Он вспомнил маленькую фигурку Парфенова, лежавшего навзничь на цементном полу, его бледное лицо и подложенные под голову полевые сумки. Этот человек, который погиб у него в первый же день боёв и которого он до этого очень мало знал, был для него товарищем по оружию, одним из многих, слишком многих, которые дрались рядом с ним и погибли рядом с ним, тогда как он сам остался цел. Он привык к этому, привык к войне, и ему было просто сказать себе: вот был Парфенов, он сражался и убит. Но там, в Пензе, на улице Маркса, 24, эти слова — «он убит» — были катастрофой, потерей всех надежд. После этих слов там, на улице Карла Маркса, 24, жена переставала называться женой и становилась вдовой, дети переставали называться просто детьми, — они уже назывались сиротами. Это было не только горе, это была полная перемена жизни, всего будущего. И всегда, когда он писал такие письма, он больше всего боялся, чтобы тому, кто прочтёт, не показалось, что ему, писавшему, было легко. Ему хотелось, чтобы они почувствовали, что им пишет товарищ по горю — тогда всё же легче прочесть. Может быть, даже не то: не легче, но не так обидно, но так скорбно прочесть...

Людям иногда нужна ложь, он знал это. Они непременно хотят, чтобы тот, кого они любили, умер героически пли, как это пишут, пал смертью храбрых... Они хотят, чтобы он не просто погиб, — чтобы он погиб, сделав что-то важное, и они непременно хотят, чтобы он их вспомнил перед смертью.

И Сабуров, когда отвечал на письма, всегда старался утолить это желание, и, когда нужно было, он лгал, лгал больше или меньше — это была единственная ложь, которая его не смущала. Он взял ручку и, вырвав из блокнота листок, начал писать своим быстрым, размашистым почерком.

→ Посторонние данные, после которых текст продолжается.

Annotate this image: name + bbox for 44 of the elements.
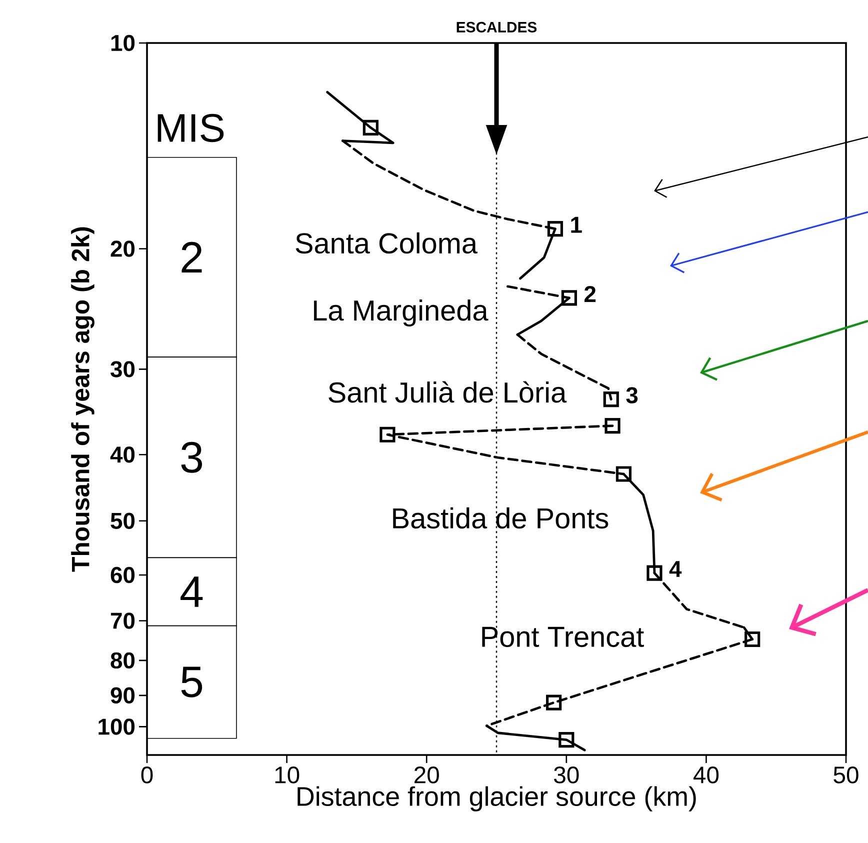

Написал о том, как они служили вместе с Парфёновым, как Парфёнов героически погиб здесь в ночном бою, в Сталинграде (что было правдой), и как он, прежде чем упасть, сам застрелил трёх немцев (что было неправдой), и как умер на руках у Сабурова, и как перед смертью вспоминал сына Володю и просил передать ему, чтобы тот помнил об отце.

Закончив письмо, Сабуров взял лежавшую перед ним фотографию и, прежде чем вложить в конверт, посмотрел на неё. Она была снята ещё в Саратове, где они переформировывались: маленький Парфенов стоял в воинственной позе, придерживая рукой кобуру нагана, — наверное, на этом настоял фотограф.

Следующее письмо было сержанту Тарасову из первой роты. Сабуров знал, что Тарасов тоже погиб в первом бою, но как и при каких обстоятельствах — не знал. Это было письмо из деревни, написанное крупными буквами на клетчатой тетрадочной бумаге, с упоминанием всех родных — короткое обычное письмо, в котором, однако, за каждой буквой его чувствовались любовь и тоска, неумело выраженные, но от этого не менее сильные... И, отвечая на это письмо, не зная, как погиб Тарасов, Сабуров всё-таки написал, что тот был хорошим бойцом, погиб смертью храбрых и что он, командир, гордился им.

Потом Сабуров взялся за третье письмо и, дописав его до конца, позвонил в первую роту, где были сейчас комиссар и Лопатин.

   — Уже пошли к вам, — ответил командир роты Гордиенко.

   — Лазили? — спросил Сабуров.

   — Порядочно.

Сабуров услышал, как Гордиенко усмехнулся в телефон, и, положив трубку, облегчённо вздохнул.

Обедали вчетвером: кроме комиссара и Лопатина, подошёл и Масленников. Лопатин, вернувшись в штаб, был полон той радостной облегчённости, какая появляется у человека на войне, когда чувство опасности переходит в чувство относительной безопасности.

За обедом он заговорил как раз об этом.